The TSA said in a statement Wednesday that it was preparing for a busy spring break travel surge, anticipating that average daily passenger traffic will pass 90% of pre-pandemic levels for the rest of the month.

The relaxation of mask rules in many U.S. states follows new guidance from the CDC late last month that suggested most Americans could stop wearing masks in public and in schools, social distancing and avoiding crowded indoor spaces, so long as they were in areas of the country with lower risk.

While some school districts still require masks, Hawaii on Tuesday became the final state to announce it would drop its universal indoor mask mandate.

Even as cases and hospitalizations have fallen to a fraction of their omicron peaks, the average number of new deaths — more than 1,300 a day — remains high, according to a New York Times database. Many Americans are still at higher risk, including people with weakened immune systems, and have said they feel left behind by the removal of precautions.

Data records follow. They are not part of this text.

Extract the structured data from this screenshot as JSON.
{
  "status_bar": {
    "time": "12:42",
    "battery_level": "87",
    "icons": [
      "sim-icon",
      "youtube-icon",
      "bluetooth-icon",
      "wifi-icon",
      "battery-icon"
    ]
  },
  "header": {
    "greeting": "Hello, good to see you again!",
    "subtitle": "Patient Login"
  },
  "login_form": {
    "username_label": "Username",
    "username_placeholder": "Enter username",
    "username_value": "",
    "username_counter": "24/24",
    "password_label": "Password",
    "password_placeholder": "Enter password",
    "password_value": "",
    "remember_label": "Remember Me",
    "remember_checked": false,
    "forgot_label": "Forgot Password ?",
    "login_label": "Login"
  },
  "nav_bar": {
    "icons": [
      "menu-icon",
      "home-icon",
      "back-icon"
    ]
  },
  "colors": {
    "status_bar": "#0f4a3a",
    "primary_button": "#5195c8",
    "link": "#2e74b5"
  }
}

Since mask-wearing became widespread, there have been incidents of unruly behavior from resistant passengers, abuse often directed at other travelers and airline staff members, who have been left to enforce the mask-wearing. The agency last year moved to double fines for travelers who refused to wear masks in airports and on commercial airplanes. The Federal Aviation Administration in early 2021 adopted a “zero tolerance” policy for interfering with or assaulting flight attendants.

On Thursday, industry trade group Airlines For America said in a statement that U.S. airlines would keep enforcing the mandate with the TSA and FAA, and were encouraged by recent moves by states to lift mask rules and other policies as new cases decreased.

“We urge the administration to identify a path forward from COVID-era policies — including eliminating mask and pre-departure testing requirements,” the statement added.